Claire Barry (here pictured on the left), an aesthetic world away from Big Bank Hank, also left us in November. She was 94. Wearing sequined couture, she and her sister Merna jazzed up Yiddish standards, backed by beautifully orchestrated swing or klezmer bands, in a career spanning decades. When the Andrews Sisters had a big hit with “Bei Mir Bist Du Schoen” in the 1930s, Claire and Merna changed their stage name from the Bagelman Sisters to the Barry Sisters and found broad appeal.
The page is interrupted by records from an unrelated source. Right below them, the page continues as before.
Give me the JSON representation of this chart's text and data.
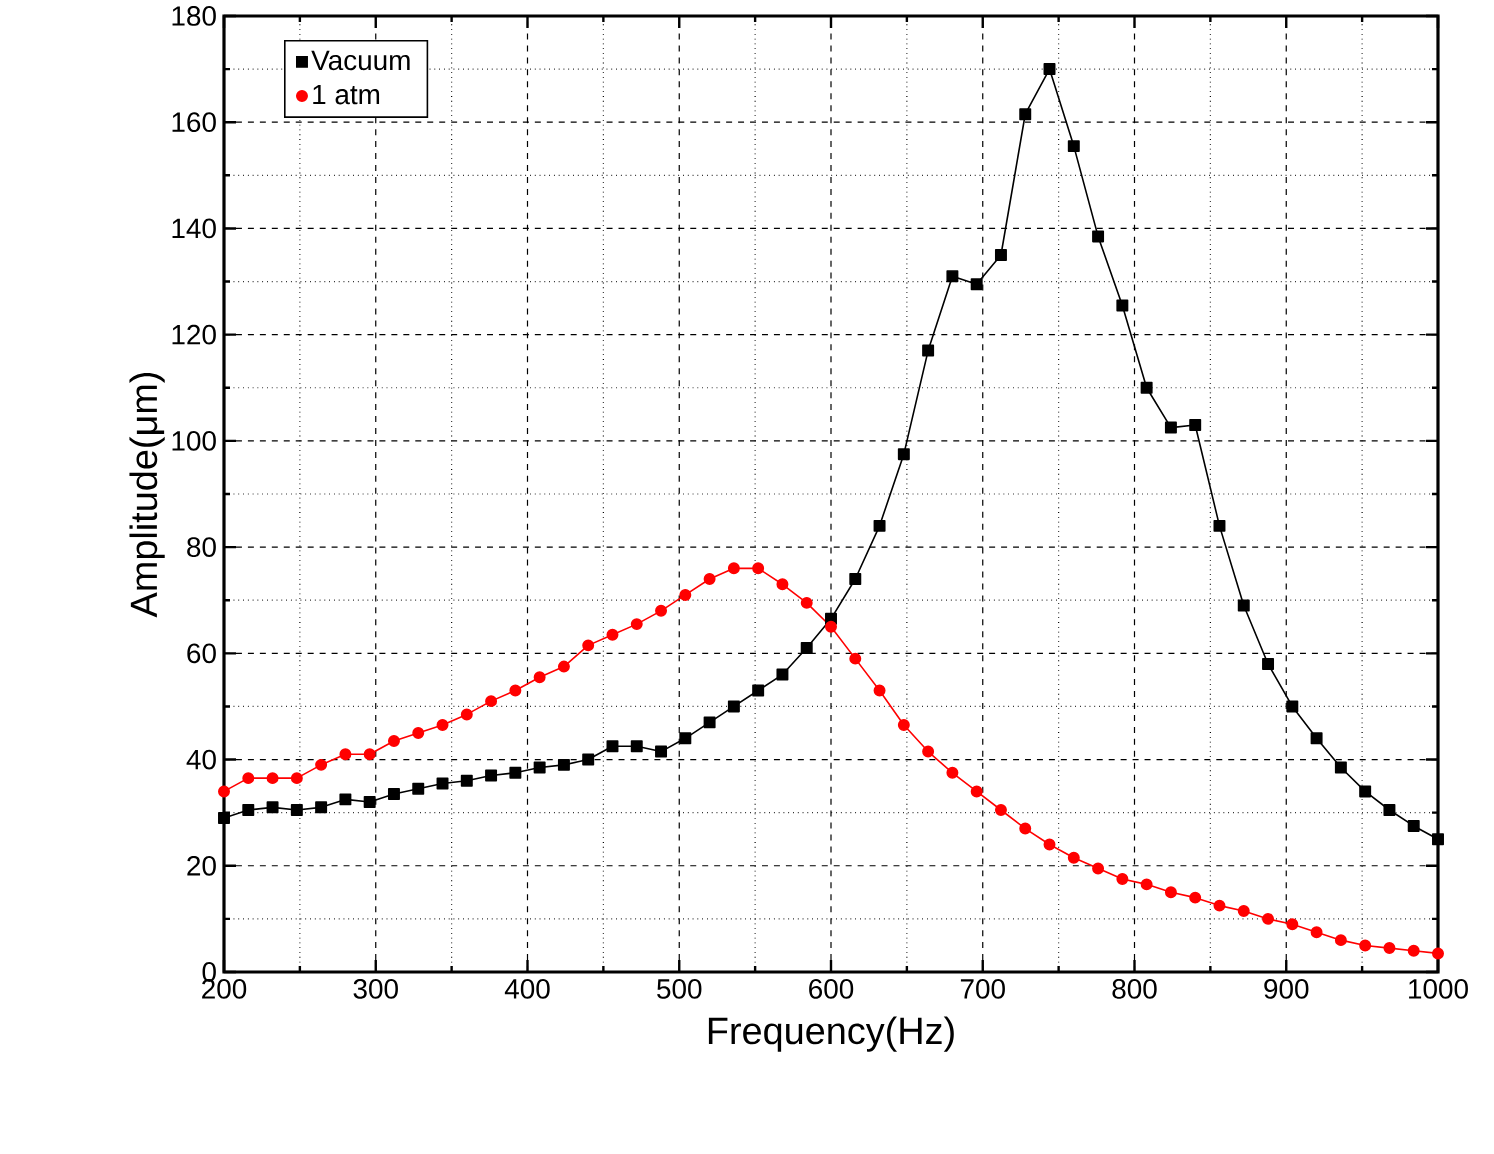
{
  "chart_data": {
    "type": "line",
    "xlabel": "Frequency(Hz)",
    "ylabel": "Amplitude(μm)",
    "x": [
      200,
      216,
      232,
      248,
      264,
      280,
      296,
      312,
      328,
      344,
      360,
      376,
      392,
      408,
      424,
      440,
      456,
      472,
      488,
      504,
      520,
      536,
      552,
      568,
      584,
      600,
      616,
      632,
      648,
      664,
      680,
      696,
      712,
      728,
      744,
      760,
      776,
      792,
      808,
      824,
      840,
      856,
      872,
      888,
      904,
      920,
      936,
      952,
      968,
      984,
      1000
    ],
    "series": [
      {
        "name": "Vacuum",
        "color": "#000000",
        "marker": "square",
        "values": [
          29,
          30.5,
          31,
          30.5,
          31,
          32.5,
          32,
          33.5,
          34.5,
          35.5,
          36,
          37,
          37.5,
          38.5,
          39,
          40,
          42.5,
          42.5,
          41.5,
          44,
          47,
          50,
          53,
          56,
          61,
          66.5,
          74,
          84,
          97.5,
          117,
          131,
          129.5,
          135,
          161.5,
          170,
          155.5,
          138.5,
          125.5,
          110,
          102.5,
          103,
          84,
          69,
          58,
          50,
          44,
          38.5,
          34,
          30.5,
          27.5,
          25
        ]
      },
      {
        "name": "1 atm",
        "color": "#ff0000",
        "marker": "circle",
        "values": [
          34,
          36.5,
          36.5,
          36.5,
          39,
          41,
          41,
          43.5,
          45,
          46.5,
          48.5,
          51,
          53,
          55.5,
          57.5,
          61.5,
          63.5,
          65.5,
          68,
          71,
          74,
          76,
          76,
          73,
          69.5,
          65,
          59,
          53,
          46.5,
          41.5,
          37.5,
          34,
          30.5,
          27,
          24,
          21.5,
          19.5,
          17.5,
          16.5,
          15,
          14,
          12.5,
          11.5,
          10,
          9,
          7.5,
          6,
          5,
          4.5,
          4,
          3.5
        ]
      }
    ],
    "xlim": [
      200,
      1000
    ],
    "ylim": [
      0,
      180
    ],
    "xticks": [
      200,
      300,
      400,
      500,
      600,
      700,
      800,
      900,
      1000
    ],
    "yticks": [
      0,
      20,
      40,
      60,
      80,
      100,
      120,
      140,
      160,
      180
    ],
    "grid": true,
    "legend": "top left",
    "line_style": "solid"
  }
}
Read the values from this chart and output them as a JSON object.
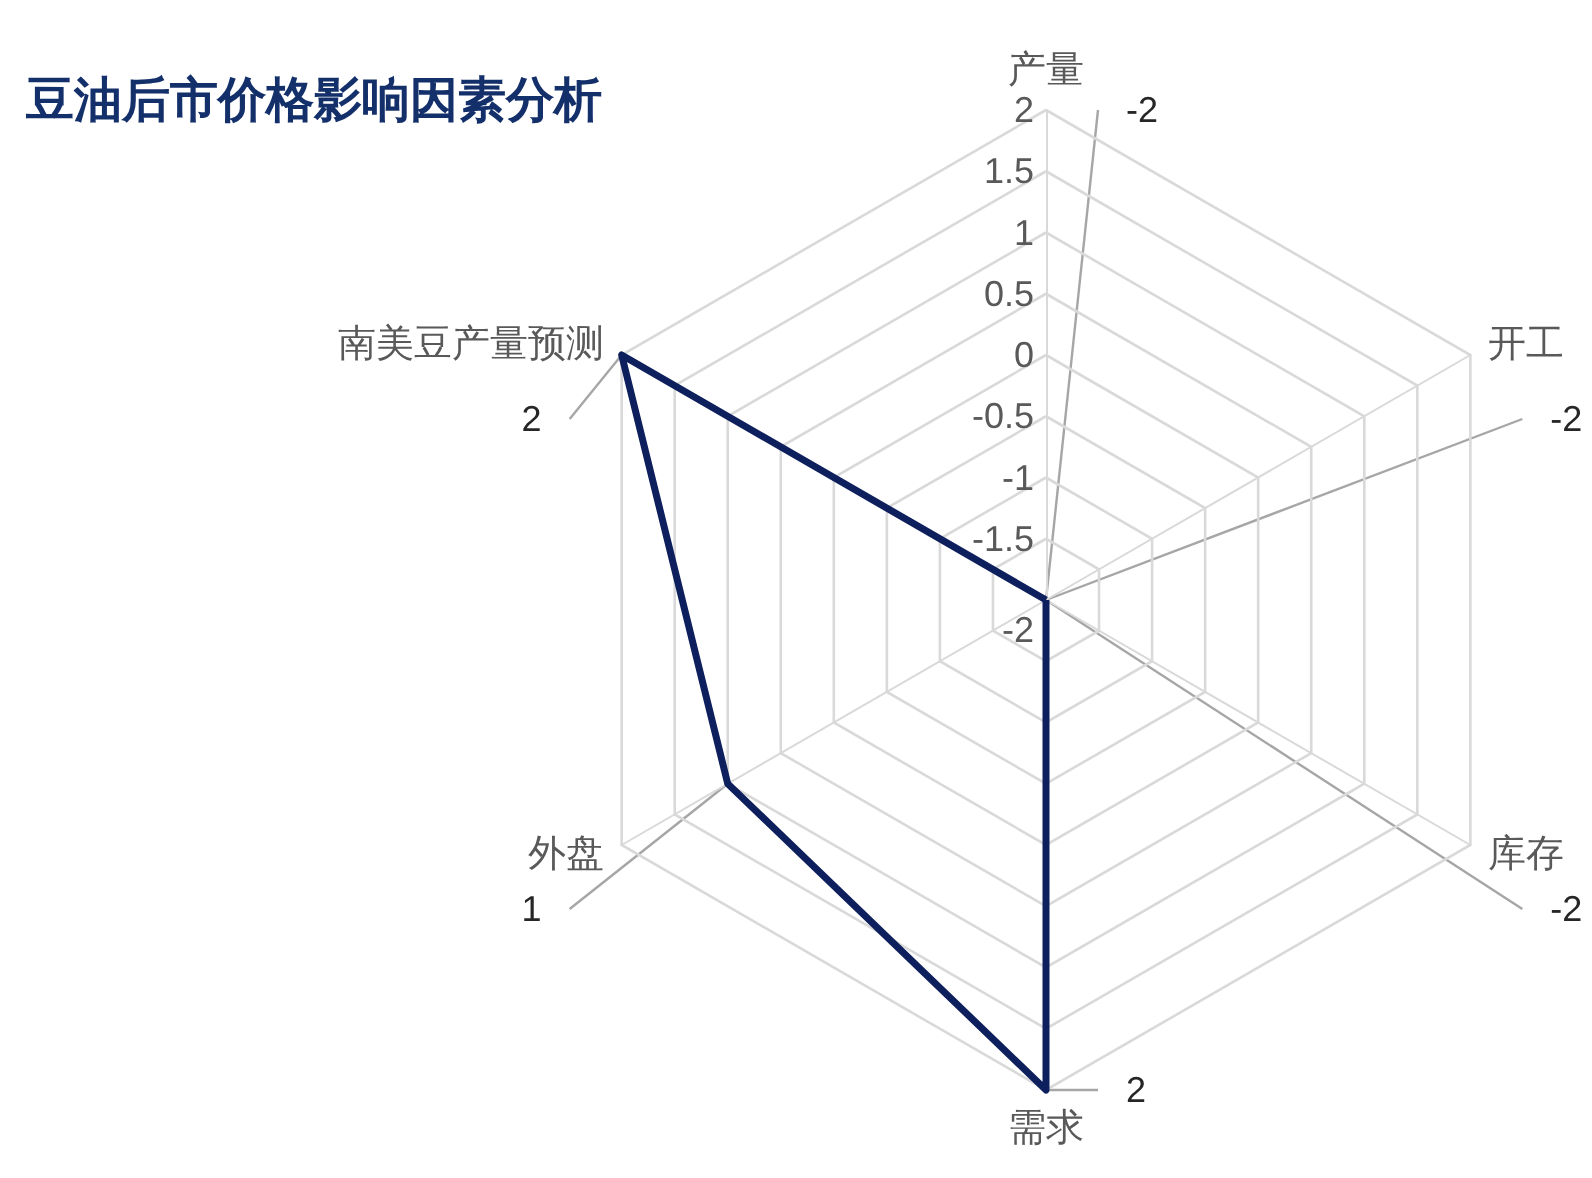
{
  "chart_data": {
    "type": "radar",
    "title": "豆油后市价格影响因素分析",
    "categories": [
      "产量",
      "开工",
      "库存",
      "需求",
      "外盘",
      "南美豆产量预测"
    ],
    "series": [
      {
        "color": "#0d1f5c",
        "values": [
          -2,
          -2,
          -2,
          2,
          1,
          2
        ]
      }
    ],
    "ylim": [
      -2,
      2
    ],
    "yticks": [
      -2,
      -1.5,
      -1,
      -0.5,
      0,
      0.5,
      1,
      1.5,
      2
    ],
    "annotations": [
      "-2",
      "-2",
      "-2",
      "2",
      "1",
      "2"
    ],
    "marker": "none",
    "grid": true
  }
}
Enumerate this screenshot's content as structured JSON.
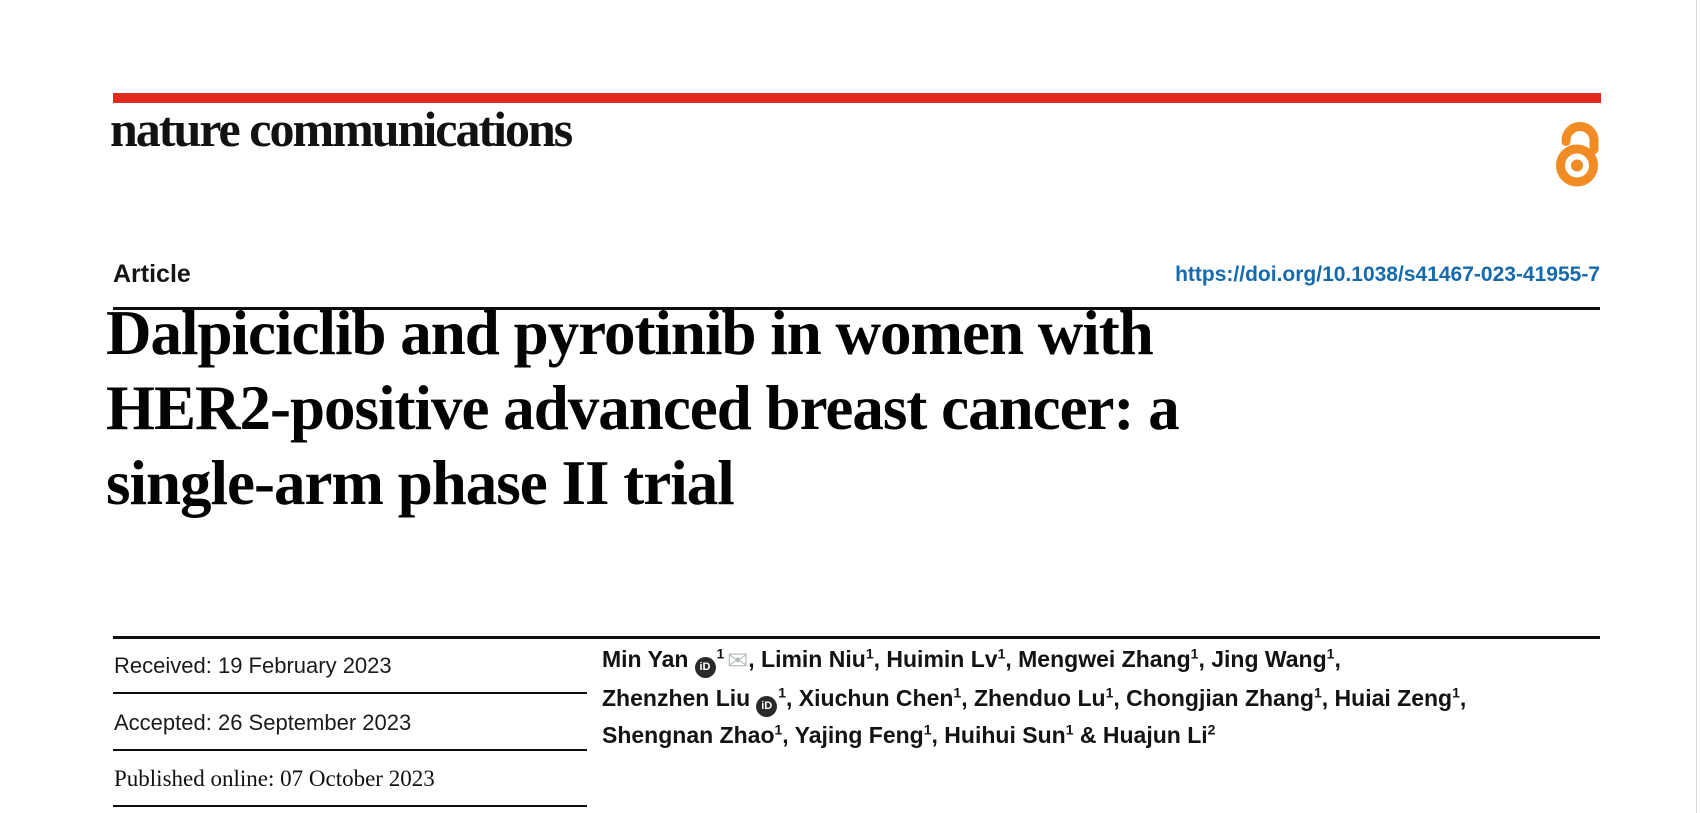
{
  "brand": {
    "journal_name": "nature communications",
    "accent_red": "#e22b1e",
    "open_access_orange": "#f08c23",
    "open_access_icon": "open-access-padlock"
  },
  "header": {
    "article_type": "Article",
    "doi_link": "https://doi.org/10.1038/s41467-023-41955-7",
    "doi_color": "#1569ad"
  },
  "title": {
    "line1": "Dalpiciclib and pyrotinib in women with",
    "line2": "HER2-positive advanced breast cancer: a",
    "line3": "single-arm phase II trial"
  },
  "dates": {
    "received": {
      "label": "Received:",
      "value": "19 February 2023"
    },
    "accepted": {
      "label": "Accepted:",
      "value": "26 September 2023"
    },
    "published": {
      "label": "Published online:",
      "value": "07 October 2023"
    }
  },
  "icons": {
    "orcid_label": "iD",
    "envelope_glyph": "✉"
  },
  "authors": {
    "lines": [
      {
        "segments": [
          {
            "text": "Min Yan"
          },
          {
            "icon": "orcid"
          },
          {
            "sup": "1"
          },
          {
            "icon": "envelope"
          },
          {
            "text": ", Limin Niu"
          },
          {
            "sup": "1"
          },
          {
            "text": ", Huimin Lv"
          },
          {
            "sup": "1"
          },
          {
            "text": ", Mengwei Zhang"
          },
          {
            "sup": "1"
          },
          {
            "text": ", Jing Wang"
          },
          {
            "sup": "1"
          },
          {
            "text": ","
          }
        ]
      },
      {
        "segments": [
          {
            "text": "Zhenzhen Liu"
          },
          {
            "icon": "orcid"
          },
          {
            "sup": "1"
          },
          {
            "text": ", Xiuchun Chen"
          },
          {
            "sup": "1"
          },
          {
            "text": ", Zhenduo Lu"
          },
          {
            "sup": "1"
          },
          {
            "text": ", Chongjian Zhang"
          },
          {
            "sup": "1"
          },
          {
            "text": ", Huiai Zeng"
          },
          {
            "sup": "1"
          },
          {
            "text": ","
          }
        ]
      },
      {
        "segments": [
          {
            "text": "Shengnan Zhao"
          },
          {
            "sup": "1"
          },
          {
            "text": ", Yajing Feng"
          },
          {
            "sup": "1"
          },
          {
            "text": ", Huihui Sun"
          },
          {
            "sup": "1"
          },
          {
            "text": " & Huajun Li"
          },
          {
            "sup": "2"
          }
        ]
      }
    ]
  }
}
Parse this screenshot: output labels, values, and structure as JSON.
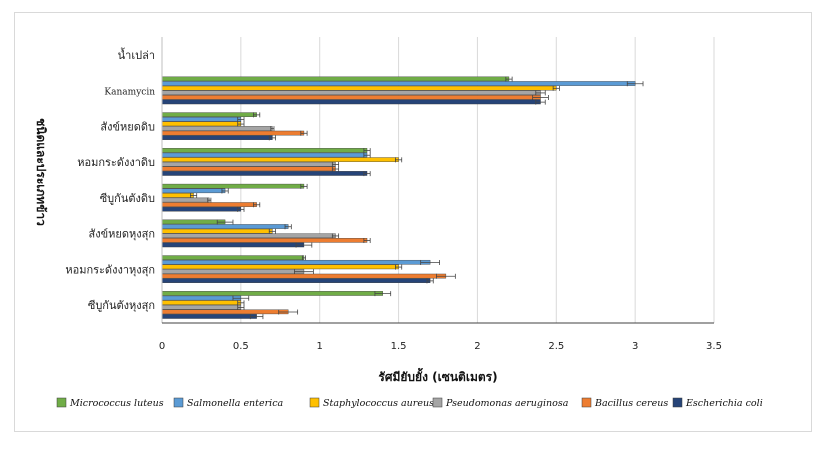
{
  "chart_data": {
    "type": "bar",
    "orientation": "horizontal",
    "title": "",
    "xlabel": "รัศมียับยั้ง (เซนติเมตร)",
    "ylabel": "ชนิดและประเภทข้าว",
    "xlim": [
      0,
      3.5
    ],
    "xticks": [
      "0",
      "0.5",
      "1",
      "1.5",
      "2",
      "2.5",
      "3",
      "3.5"
    ],
    "grid": "vertical",
    "legend_position": "bottom",
    "categories": [
      "น้ำเปล่า",
      "Kanamycin",
      "สังข์หยดดิบ",
      "หอมกระดังงาดิบ",
      "ซีบูกันตังดิบ",
      "สังข์หยดหุงสุก",
      "หอมกระดังงาหุงสุก",
      "ซีบูกันตังหุงสุก"
    ],
    "series": [
      {
        "name": "Micrococcus luteus",
        "color": "#70ad47",
        "values": [
          0,
          2.2,
          0.6,
          1.3,
          0.9,
          0.4,
          0.9,
          1.4
        ],
        "errors": [
          0,
          0.02,
          0.02,
          0.02,
          0.02,
          0.05,
          0.01,
          0.05
        ]
      },
      {
        "name": "Salmonella enterica",
        "color": "#5b9bd5",
        "values": [
          0,
          3.0,
          0.5,
          1.3,
          0.4,
          0.8,
          1.7,
          0.5
        ],
        "errors": [
          0,
          0.05,
          0.02,
          0.02,
          0.02,
          0.02,
          0.06,
          0.05
        ]
      },
      {
        "name": "Staphylococcus aureus",
        "color": "#ffc000",
        "values": [
          0,
          2.5,
          0.5,
          1.5,
          0.2,
          0.7,
          1.5,
          0.5
        ],
        "errors": [
          0,
          0.02,
          0.02,
          0.02,
          0.02,
          0.02,
          0.02,
          0.02
        ]
      },
      {
        "name": "Pseudomonas aeruginosa",
        "color": "#a5a5a5",
        "values": [
          0,
          2.4,
          0.7,
          1.1,
          0.3,
          1.1,
          0.9,
          0.5
        ],
        "errors": [
          0,
          0.03,
          0.01,
          0.02,
          0.01,
          0.02,
          0.06,
          0.02
        ]
      },
      {
        "name": "Bacillus cereus",
        "color": "#ed7d31",
        "values": [
          0,
          2.4,
          0.9,
          1.1,
          0.6,
          1.3,
          1.8,
          0.8
        ],
        "errors": [
          0,
          0.05,
          0.02,
          0.02,
          0.02,
          0.02,
          0.06,
          0.06
        ]
      },
      {
        "name": "Escherichia coli",
        "color": "#264478",
        "values": [
          0,
          2.4,
          0.7,
          1.3,
          0.5,
          0.9,
          1.7,
          0.6
        ],
        "errors": [
          0,
          0.03,
          0.02,
          0.02,
          0.02,
          0.05,
          0.02,
          0.04
        ]
      }
    ]
  }
}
They were enormously popular in Yiddish-speaking homes, in addition to appearing on the Ed Sullivan and Jack Paar shows and touring the Soviet Union in the late 1950s.

Ian McLagan

Ian Dickson / Redferns

It may not have been Ian McLagan who first put a Wurlitzer electric piano on top of a Hammond B3 organ, occasionally playing both at the same time, but he did it best. McLagan’s work in the 1960s with British pop masters the Small Faces segued into success in the 1970s with the Faces, when Rod Stewart and Ron Wood stepped in to replace the departing Steve Marriott. He also accompanied practically everyone, from the Rolling Stones to Bob Dylan to Billy Bragg. An early and lifelong fan of American R&B and soul music — especially that of his hero Booker T of the MGs — McLagan was a reliably good time, as capable of nuance as he was of boozy bravado. His descending run in the Faces’ hit “Stay With Me” is second only to Ray Charles’ “What I’d Say” in the electric piano canon. McLagan died of a massive stroke this month. If one’s life can be judged by how he is remembered, the outpouring of pure affection for “Mac” after his passing is as much validation as could be hoped for.